How have events changed the working relationship with Russia?
They just announced they’re eliminating most of our cooperative programs. Since the Ukraine incursion, obviously, our cooperation went down substantially. We still insisted that when there were joint national security benefits—nonproliferation, control of nuclear materials—that we would still work together. And we have, including very recently the elimination of high-enriched uranium from Poland.
There’s no question that our degree of collaboration has dramatically decreased.
Let’s talk about the Paris climate negotiations: What for you was the most iconic moment?
The iconic moment was on the first day. That was when President Barack Obama and 19 other senior leaders, and with Bill Gates also there, announced something called Mission Innovation—that’s with a capital “M” and a capital “I.”
It’s a commitment to double clean-energy research and development over a five-year period.
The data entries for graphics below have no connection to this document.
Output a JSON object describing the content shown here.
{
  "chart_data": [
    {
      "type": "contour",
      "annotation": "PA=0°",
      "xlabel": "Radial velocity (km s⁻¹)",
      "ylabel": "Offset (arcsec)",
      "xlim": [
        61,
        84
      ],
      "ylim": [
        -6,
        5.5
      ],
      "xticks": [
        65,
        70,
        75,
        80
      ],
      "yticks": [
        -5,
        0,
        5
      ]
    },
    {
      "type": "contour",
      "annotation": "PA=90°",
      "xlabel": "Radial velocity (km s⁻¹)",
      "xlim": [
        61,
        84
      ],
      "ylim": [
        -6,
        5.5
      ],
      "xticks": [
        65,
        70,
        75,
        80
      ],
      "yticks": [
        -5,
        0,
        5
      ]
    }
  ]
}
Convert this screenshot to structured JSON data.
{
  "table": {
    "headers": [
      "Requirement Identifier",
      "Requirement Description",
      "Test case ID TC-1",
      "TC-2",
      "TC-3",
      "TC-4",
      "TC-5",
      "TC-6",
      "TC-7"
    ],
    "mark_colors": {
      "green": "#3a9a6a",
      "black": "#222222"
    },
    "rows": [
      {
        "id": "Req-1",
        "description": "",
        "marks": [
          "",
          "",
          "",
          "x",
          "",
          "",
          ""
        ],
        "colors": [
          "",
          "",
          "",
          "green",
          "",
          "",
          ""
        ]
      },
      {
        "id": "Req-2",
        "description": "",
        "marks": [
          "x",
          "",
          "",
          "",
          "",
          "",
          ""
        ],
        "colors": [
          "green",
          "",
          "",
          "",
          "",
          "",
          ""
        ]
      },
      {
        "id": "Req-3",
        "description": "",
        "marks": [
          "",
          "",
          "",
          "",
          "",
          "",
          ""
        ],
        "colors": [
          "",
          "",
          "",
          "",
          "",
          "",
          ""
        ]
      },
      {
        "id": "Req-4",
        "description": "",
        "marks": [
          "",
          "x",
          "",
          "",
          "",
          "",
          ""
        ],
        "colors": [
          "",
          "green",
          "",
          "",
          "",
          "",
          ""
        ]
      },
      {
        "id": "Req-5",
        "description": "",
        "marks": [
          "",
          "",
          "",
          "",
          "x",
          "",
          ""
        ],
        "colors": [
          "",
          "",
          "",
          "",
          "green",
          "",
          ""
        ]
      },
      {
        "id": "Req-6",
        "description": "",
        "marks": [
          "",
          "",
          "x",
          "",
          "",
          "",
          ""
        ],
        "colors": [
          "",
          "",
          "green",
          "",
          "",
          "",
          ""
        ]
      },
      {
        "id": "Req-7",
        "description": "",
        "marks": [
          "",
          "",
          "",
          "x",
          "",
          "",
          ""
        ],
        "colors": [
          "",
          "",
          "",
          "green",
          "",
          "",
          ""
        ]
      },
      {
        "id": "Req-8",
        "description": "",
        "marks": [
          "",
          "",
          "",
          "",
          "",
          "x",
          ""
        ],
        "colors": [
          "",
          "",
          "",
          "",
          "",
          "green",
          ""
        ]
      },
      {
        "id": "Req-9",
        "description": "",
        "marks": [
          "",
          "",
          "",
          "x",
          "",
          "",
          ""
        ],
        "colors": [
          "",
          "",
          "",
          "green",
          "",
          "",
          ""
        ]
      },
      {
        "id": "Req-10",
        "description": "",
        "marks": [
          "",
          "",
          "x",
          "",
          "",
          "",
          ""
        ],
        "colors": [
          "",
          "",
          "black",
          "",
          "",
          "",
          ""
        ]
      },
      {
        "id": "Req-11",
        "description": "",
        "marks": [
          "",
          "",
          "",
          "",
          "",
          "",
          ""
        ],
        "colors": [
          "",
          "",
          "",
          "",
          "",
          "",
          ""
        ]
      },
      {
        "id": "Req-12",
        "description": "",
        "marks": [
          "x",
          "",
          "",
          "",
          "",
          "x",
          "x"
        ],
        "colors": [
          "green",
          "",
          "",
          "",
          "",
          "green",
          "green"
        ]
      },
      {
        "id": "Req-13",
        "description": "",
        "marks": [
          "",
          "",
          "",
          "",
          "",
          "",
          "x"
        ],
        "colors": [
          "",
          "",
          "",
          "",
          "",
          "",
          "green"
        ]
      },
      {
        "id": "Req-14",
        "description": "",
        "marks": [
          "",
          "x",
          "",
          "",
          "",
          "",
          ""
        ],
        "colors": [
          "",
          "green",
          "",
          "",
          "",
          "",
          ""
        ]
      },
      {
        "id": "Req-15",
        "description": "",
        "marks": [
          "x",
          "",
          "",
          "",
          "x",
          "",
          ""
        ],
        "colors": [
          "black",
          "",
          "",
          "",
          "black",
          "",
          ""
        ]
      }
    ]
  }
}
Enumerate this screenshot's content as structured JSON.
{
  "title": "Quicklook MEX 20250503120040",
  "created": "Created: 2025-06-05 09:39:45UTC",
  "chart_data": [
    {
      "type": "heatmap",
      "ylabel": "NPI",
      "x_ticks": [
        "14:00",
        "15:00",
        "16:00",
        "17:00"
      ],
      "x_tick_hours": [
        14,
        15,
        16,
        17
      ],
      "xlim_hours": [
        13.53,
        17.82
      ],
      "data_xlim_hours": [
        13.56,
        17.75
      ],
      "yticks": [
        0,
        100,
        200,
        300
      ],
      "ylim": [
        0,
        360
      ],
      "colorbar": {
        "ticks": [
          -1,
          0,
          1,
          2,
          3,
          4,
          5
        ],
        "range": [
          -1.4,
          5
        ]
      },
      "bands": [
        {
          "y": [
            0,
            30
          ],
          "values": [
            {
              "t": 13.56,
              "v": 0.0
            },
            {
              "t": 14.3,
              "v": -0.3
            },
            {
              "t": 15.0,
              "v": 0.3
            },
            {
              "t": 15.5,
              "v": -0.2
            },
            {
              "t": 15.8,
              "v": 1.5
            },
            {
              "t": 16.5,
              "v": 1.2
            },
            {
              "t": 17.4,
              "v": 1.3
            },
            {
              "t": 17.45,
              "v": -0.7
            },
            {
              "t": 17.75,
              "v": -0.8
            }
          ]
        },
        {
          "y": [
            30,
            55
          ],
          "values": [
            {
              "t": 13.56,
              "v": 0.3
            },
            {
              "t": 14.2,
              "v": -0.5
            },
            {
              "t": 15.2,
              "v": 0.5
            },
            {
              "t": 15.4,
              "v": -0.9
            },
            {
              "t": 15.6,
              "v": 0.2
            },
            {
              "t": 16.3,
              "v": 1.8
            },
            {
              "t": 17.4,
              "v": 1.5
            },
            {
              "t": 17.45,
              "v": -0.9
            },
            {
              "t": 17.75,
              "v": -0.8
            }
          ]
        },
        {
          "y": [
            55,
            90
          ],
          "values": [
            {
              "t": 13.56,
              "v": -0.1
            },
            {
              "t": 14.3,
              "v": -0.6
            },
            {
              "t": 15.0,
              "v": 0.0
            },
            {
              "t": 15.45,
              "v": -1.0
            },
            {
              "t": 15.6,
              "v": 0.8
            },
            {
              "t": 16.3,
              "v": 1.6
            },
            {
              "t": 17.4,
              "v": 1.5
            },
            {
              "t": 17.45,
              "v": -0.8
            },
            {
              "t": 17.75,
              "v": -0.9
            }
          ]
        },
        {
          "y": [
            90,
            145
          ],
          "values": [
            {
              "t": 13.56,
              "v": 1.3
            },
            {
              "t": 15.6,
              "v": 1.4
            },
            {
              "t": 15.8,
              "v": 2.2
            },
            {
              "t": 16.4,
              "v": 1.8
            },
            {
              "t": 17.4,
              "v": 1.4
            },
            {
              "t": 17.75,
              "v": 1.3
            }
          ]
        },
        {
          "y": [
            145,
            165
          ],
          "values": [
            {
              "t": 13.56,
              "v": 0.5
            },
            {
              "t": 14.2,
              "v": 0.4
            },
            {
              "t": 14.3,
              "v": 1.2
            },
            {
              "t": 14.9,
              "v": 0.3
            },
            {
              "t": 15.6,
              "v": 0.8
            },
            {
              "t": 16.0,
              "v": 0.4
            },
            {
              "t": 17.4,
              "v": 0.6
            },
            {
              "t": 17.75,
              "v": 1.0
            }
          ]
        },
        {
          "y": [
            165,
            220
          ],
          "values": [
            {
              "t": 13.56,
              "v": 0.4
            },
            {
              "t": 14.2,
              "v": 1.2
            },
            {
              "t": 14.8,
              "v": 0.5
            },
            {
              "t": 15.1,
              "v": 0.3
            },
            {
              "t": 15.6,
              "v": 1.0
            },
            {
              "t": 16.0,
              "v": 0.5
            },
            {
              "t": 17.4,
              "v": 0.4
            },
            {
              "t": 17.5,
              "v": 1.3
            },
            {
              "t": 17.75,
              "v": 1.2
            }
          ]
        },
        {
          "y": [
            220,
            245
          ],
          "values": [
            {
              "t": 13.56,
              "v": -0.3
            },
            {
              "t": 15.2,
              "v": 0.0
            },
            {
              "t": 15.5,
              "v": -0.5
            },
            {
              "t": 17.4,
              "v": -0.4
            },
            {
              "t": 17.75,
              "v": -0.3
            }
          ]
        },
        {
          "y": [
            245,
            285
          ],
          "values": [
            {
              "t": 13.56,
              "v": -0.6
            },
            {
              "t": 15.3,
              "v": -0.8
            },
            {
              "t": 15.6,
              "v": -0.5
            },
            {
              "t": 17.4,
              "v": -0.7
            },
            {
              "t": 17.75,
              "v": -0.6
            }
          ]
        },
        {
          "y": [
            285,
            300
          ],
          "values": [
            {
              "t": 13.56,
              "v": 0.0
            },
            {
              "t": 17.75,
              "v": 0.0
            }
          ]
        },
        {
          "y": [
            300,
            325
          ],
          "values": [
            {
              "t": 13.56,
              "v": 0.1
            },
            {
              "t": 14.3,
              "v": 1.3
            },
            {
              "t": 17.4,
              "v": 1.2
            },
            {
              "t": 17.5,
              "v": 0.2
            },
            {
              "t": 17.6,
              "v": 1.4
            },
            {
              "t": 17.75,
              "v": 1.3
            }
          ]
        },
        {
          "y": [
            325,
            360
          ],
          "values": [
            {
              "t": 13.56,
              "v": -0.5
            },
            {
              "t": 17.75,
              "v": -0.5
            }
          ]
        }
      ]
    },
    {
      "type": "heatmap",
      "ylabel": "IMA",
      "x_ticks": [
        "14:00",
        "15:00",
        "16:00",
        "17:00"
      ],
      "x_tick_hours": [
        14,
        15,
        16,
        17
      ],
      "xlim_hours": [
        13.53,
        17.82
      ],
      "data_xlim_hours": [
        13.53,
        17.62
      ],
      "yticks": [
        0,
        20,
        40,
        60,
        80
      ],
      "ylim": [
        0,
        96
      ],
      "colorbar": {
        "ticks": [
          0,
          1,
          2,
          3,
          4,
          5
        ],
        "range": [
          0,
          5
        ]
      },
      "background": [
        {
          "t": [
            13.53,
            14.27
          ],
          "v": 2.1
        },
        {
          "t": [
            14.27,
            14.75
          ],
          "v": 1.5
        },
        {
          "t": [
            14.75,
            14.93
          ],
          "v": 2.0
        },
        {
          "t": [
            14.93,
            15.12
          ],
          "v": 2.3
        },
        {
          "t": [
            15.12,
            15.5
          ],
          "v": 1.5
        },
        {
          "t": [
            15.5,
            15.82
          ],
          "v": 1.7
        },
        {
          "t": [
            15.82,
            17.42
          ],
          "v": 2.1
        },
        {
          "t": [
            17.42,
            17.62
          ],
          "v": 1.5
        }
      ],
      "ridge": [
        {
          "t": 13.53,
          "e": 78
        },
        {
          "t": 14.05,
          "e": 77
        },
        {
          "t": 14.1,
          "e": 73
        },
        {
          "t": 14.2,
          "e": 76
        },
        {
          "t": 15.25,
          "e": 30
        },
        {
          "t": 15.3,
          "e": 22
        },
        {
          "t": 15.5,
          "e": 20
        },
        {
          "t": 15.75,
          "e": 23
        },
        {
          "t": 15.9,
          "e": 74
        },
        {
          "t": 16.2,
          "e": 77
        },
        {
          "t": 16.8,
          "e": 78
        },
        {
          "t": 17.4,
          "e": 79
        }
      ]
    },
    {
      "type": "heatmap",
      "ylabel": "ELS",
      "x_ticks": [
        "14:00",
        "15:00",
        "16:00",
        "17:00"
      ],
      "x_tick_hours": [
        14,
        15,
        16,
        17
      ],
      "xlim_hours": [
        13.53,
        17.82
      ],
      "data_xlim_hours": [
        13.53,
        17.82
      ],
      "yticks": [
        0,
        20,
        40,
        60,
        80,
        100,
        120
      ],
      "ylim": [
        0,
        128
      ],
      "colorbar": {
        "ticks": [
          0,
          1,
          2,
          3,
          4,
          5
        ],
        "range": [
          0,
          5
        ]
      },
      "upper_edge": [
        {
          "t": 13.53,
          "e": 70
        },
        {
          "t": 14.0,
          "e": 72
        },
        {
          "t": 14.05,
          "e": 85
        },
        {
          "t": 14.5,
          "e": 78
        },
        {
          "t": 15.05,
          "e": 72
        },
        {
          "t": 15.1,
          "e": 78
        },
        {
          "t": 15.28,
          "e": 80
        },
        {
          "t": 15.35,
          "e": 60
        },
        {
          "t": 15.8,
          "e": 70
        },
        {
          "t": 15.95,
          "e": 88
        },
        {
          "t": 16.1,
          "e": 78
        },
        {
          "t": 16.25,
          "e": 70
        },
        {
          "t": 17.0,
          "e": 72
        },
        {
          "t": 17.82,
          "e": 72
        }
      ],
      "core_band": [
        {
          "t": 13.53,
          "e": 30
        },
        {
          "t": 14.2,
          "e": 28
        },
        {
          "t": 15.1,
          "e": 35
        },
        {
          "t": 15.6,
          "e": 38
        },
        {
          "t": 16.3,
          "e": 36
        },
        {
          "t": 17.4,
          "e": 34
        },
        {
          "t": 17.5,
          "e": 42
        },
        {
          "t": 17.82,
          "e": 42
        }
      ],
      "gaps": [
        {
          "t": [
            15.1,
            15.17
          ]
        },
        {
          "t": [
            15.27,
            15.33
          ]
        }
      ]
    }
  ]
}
For the DOE, that’s going from nearly $5 billion to nearly $10 billion. We still have to work with Congress—the department’s innovation thrust has received very good bipartisan support.
What are the questions that people come to you with about climate change?
The public is largely to the place where they acknowledge the climate is changing. But the public is not nearly as far along in acknowledging the human role in global warming.
The general scale, like doubling atmospheric carbon dioxide and the several degrees centigrade rise in global temperature, has been known since the 19th century. What’s missing, I think, is connecting the amount of carbon dioxide we emit to the increase in its concentration, to the pace at which we double it. That’s not been clearly articulated. It’s just a question of the public getting it.